The first skirmish of Bereza is considered to be the initial engagement of the Polish–Soviet War of 1919–1921 by some historians.

==History==
After German and Polish representatives signed an evacuation agreement on 5 February 1919, the ten battalions of the newly formed Polish Army were to pass through German Oberkommando-Ostfront (Ober-Ost) lines at Wolkowysk to reach the Bolshevik front, where on 12 January 1919, the Soviet Supreme Command ordered a "reconnaissance in depth", codenamed Target Vistula.

It is problematical whether this [Soviet] operation, which bore the code name 'Target Vistula' was intended to bring the Red Army as conquering heroes into Warsaw. Its name suggest so. Yet the extremely tentative phrasing of its directives and the extremely parlous state of the Western Army suggests otherwise.

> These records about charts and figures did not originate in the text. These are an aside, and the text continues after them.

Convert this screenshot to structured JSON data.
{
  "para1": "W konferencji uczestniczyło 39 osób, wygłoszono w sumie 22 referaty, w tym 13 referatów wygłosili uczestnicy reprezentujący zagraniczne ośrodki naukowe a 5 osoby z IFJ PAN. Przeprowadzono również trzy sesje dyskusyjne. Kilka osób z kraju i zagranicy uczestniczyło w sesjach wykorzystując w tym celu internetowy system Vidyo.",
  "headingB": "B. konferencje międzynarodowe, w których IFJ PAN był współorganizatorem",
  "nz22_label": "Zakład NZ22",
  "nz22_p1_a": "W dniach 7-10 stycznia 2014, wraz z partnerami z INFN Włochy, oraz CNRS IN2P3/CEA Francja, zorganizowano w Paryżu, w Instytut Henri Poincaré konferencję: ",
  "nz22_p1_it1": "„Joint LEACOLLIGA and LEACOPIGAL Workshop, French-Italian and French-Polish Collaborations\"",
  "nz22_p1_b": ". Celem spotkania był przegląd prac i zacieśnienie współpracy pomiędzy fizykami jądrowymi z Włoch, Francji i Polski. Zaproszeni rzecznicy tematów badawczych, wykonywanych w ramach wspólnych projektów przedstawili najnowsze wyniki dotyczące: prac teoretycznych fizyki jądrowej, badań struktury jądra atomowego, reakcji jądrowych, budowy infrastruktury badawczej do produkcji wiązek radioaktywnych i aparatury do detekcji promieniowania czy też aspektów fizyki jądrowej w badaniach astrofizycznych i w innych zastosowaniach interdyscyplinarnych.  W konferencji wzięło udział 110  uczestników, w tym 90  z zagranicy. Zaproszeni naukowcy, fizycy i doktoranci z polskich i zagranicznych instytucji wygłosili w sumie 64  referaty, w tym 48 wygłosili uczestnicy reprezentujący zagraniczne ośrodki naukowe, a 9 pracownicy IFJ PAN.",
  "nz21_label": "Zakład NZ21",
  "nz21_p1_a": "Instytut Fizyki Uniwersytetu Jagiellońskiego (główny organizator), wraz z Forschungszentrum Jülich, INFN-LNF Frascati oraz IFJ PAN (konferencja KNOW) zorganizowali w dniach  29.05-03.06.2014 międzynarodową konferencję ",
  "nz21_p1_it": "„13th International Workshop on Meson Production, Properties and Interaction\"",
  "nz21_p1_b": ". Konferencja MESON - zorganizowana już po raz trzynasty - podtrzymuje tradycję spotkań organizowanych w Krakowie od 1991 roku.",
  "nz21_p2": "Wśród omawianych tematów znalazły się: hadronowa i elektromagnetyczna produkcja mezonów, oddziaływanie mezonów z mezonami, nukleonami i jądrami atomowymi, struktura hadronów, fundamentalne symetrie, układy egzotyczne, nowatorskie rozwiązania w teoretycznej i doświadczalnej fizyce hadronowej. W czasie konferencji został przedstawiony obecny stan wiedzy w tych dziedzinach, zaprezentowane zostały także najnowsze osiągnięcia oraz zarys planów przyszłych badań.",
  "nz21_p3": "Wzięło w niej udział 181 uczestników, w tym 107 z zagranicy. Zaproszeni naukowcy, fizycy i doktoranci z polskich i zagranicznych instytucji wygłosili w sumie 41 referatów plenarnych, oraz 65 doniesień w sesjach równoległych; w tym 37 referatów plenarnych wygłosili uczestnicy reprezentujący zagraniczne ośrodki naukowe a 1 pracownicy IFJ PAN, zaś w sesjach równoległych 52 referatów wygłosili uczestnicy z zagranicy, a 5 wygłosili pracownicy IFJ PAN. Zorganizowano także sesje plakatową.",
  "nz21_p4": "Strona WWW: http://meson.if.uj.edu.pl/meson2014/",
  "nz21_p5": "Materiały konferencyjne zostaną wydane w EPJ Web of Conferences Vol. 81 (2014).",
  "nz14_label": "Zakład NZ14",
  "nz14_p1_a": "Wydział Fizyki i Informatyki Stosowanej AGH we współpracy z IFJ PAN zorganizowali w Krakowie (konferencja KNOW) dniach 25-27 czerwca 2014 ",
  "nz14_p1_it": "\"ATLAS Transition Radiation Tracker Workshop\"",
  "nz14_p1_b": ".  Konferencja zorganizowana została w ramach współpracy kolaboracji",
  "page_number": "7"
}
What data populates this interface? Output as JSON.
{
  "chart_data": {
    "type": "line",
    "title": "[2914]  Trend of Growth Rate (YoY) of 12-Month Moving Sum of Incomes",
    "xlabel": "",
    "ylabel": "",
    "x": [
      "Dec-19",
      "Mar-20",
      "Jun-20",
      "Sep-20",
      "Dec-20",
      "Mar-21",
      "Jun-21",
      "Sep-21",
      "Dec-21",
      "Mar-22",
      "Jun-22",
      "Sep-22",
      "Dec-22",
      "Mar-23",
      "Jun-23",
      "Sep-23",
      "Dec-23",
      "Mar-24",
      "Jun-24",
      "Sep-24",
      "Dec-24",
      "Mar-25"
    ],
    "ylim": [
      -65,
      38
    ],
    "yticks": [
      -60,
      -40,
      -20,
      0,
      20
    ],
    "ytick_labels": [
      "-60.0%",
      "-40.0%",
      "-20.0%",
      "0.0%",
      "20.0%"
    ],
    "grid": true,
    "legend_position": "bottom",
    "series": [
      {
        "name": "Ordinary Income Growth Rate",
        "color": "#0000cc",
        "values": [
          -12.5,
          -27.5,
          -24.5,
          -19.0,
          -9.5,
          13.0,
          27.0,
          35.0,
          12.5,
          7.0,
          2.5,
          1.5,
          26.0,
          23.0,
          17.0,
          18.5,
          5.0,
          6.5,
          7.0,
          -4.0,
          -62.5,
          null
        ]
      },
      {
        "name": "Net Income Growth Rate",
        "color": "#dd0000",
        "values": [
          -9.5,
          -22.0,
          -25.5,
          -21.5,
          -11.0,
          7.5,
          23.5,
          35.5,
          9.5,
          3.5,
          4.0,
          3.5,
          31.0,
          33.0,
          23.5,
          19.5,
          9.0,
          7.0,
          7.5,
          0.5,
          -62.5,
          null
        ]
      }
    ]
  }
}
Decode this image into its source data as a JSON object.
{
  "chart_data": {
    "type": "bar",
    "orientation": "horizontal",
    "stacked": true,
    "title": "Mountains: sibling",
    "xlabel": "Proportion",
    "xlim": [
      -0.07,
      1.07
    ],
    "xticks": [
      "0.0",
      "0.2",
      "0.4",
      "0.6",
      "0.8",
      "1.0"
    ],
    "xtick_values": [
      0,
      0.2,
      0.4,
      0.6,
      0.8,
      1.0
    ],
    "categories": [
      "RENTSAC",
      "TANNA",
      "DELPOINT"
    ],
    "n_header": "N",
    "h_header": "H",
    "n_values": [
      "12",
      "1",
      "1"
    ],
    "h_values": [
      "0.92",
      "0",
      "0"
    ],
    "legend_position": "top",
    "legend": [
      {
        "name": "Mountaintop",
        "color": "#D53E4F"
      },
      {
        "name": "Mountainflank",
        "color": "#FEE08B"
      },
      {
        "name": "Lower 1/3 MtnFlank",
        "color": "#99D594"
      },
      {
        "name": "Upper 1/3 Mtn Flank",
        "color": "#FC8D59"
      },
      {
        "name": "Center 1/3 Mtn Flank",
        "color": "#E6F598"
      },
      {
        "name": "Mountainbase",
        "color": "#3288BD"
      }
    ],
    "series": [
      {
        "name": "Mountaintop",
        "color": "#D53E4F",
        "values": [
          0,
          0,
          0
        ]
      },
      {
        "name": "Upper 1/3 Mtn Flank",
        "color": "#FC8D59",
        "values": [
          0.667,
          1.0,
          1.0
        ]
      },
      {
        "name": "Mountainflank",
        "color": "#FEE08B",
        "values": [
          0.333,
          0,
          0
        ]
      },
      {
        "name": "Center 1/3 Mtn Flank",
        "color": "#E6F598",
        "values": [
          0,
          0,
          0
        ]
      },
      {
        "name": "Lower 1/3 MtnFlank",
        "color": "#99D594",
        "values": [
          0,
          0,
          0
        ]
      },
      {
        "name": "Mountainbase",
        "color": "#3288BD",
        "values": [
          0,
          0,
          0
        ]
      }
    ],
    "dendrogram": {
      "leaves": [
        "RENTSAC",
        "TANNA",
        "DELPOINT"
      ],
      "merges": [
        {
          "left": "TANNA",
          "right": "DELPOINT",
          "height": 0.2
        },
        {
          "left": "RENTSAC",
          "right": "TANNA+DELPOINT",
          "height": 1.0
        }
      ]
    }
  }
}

In February 1919, both Soviet Russia and newly reborn Poland were in their infancy, and both only months old. On 13 February 1919, at 7 in the morning, 57 Polish soldiers and 5 officers, led by Capt. Mienicki of the Polish Wilno Detachment, made a sortie into the township of Biaroza (Bereza), a small city to the east of Brzesc, capturing 80 soldiers of the Red Army.

===The second Battle of Bereza Kartuska===
One year later, between 21 and 26 July 1920, soldiers of the Polish 14th Infantry Division under General Daniel Konarzewski once again clashed with the Red Army in Bereza Kartuska, soon after the Battle of Warsaw (1920). Poles had retreated from Baranowicze, abandoning German Imperial Army fortifications constructed there during World War I, and took defensive positions along the Jasiołda River. After three days of heavy fighting, the 14th I.D. once again was forced to retreat towards Kobryn, after burning the bridges on the Jasiołda. The town of Bereza Kartuska was retaken by the Polish Army and, at the end of the Polish–Soviet War, ceded to Poland in the Peace of Riga signed by Soviet Russia (acting also on behalf of Soviet Belarus). The peace treaty remained in force until the Soviet invasion of Poland in 1939.